The use of this signal saved me from enduring the worst date you could possibly imagine. It all started when, on the night of the date, he asked me to come pick him up. I found it a little odd that an 18-year-old didn’t have a car, but thought nothing of it. Instead it was the immediate droning about his sound cloud rapping and youtube gaming account that brought the date to a screeching halt. The time couldn’t have been later than half past six, but I still found myself yawning on our way to the restaurant. By the grace of some higher power, my friends had decided to follow us without my knowledge. Not because they knew I was suffering, but because they wanted to wreak havoc upon my date. Regardless, once they saw how uninterested and uncomfortable I was they began tallying every single yawn I let out for the first 20 minutes of the date. We hadn’t even gotten our appetizer when the 38th tally was made. At this my friends took action, as it was apparent that the mere presence of this guy had fatigued me.

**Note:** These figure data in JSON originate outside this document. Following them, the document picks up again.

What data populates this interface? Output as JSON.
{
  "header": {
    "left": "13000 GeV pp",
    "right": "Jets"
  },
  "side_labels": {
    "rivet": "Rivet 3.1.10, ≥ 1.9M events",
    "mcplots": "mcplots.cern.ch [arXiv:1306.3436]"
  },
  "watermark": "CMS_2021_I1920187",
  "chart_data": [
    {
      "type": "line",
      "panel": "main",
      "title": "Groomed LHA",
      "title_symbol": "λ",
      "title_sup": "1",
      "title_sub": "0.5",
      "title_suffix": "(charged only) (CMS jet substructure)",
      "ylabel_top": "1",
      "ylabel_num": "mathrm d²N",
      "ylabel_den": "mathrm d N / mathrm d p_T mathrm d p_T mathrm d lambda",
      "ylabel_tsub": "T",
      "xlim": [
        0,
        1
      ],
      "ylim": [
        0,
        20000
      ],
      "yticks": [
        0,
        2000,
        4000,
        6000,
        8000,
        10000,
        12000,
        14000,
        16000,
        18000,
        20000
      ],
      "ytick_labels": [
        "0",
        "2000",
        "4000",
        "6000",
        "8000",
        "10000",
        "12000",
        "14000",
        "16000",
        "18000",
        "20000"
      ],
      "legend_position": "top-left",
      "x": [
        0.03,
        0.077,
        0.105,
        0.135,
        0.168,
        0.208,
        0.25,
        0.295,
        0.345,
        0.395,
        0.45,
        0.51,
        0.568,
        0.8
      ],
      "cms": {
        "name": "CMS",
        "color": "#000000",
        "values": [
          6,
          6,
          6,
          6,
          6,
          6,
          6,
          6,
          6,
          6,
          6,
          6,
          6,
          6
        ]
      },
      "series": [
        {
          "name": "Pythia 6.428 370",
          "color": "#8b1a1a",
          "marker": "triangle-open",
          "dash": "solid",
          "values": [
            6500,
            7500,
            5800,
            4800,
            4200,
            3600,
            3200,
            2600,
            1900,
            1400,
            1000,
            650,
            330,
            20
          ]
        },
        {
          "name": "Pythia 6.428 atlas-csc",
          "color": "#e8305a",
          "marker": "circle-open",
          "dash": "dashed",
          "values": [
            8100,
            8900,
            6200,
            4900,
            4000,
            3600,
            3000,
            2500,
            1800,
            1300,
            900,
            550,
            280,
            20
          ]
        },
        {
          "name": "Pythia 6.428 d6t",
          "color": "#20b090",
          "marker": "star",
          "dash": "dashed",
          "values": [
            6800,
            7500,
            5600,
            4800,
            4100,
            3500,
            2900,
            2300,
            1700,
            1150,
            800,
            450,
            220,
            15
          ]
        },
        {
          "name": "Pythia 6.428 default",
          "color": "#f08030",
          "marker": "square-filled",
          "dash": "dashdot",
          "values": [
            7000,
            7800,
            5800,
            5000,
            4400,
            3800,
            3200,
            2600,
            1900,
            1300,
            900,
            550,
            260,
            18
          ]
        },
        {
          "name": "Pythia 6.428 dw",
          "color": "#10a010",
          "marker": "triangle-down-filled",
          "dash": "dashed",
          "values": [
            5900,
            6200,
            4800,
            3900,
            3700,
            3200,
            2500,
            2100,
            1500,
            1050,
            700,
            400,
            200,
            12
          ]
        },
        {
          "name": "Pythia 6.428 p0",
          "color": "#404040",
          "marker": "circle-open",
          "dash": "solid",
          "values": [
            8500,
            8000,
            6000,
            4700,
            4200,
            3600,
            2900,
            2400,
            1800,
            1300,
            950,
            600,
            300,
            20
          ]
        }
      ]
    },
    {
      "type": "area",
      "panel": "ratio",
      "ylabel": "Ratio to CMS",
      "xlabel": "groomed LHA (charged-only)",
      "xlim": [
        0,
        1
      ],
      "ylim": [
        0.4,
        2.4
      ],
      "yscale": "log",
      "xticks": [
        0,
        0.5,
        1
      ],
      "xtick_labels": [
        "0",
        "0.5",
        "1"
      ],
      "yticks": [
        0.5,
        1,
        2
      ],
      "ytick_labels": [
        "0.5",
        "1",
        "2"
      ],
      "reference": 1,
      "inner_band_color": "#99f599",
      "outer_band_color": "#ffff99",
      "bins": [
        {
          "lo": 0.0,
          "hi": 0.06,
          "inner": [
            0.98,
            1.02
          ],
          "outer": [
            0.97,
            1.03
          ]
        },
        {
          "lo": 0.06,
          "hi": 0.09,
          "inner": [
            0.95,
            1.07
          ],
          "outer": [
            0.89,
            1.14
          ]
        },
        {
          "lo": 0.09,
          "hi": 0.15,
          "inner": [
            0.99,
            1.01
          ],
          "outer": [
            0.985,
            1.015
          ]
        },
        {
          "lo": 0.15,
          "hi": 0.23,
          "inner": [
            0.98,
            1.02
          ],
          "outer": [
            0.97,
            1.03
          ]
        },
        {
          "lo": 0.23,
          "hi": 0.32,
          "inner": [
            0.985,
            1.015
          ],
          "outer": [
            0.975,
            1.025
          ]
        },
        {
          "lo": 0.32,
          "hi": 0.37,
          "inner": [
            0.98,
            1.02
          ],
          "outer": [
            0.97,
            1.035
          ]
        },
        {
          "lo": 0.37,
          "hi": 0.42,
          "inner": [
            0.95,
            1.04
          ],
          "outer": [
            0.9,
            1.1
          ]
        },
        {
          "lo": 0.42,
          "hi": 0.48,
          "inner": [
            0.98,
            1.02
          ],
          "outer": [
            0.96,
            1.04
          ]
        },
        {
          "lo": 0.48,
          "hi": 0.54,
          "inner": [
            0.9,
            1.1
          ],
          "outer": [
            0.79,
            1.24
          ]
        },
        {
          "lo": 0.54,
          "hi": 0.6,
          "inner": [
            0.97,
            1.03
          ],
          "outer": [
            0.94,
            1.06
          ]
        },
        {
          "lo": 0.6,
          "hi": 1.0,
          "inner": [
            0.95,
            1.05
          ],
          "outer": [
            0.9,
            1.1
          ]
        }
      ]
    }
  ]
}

There is also the possibility that a yawn is the result of more sympathetic or humane intentions. Maybe your brain subconsciously recognizes the threat of the fungal infection and hates the idea of someone you care about suffering alone. So when your cousin tilts her head back slightly to yawn and you find yourself following, it’d seem pretty obvious what was to blame. It must be that sense of familial loyalty and love you share towards her. Yawning out of sympathy isn’t just restricted to family; it's something we do if anyone we care about yawns. Whether it be friends, pets, or family. We do it to prevent any embarrassment those select people may feel.

It could also be a long buried tribal instinct. Humans are social beings that rely on each other to survive, emotionally at least, so it wouldn’t be unreasonable to assume that yawning in response to a yawn is just a herd mentality. It could even stem from our early evolution when people slept in close proximity together. Is the yawning epidemic more surface level than that, though? As babies, humans are very moldable and typically imprint on the humans around them, so is yawning back to a yawn a way for them to connect? Yawning may even be a result of suggestion. Our brain might always be subconsciously seeking a reason to yawn and in turn seizes the opportunity whenever it presents itself. Coincidentally, this always seems to be after someone else yawns. 

It’s hard to concisely determine a cause for the yawning phenomenon, seeing that there are so many potential roots. The possibilities are endless, from viral fungal infections and bad dates to human instinct. After many hours of pondering, the answer is still hazy for me. It seems that one leads to another and eventually that leads to a yawn! Maybe it's because these explanations were compiled for an assignment? I guess I’ll never know.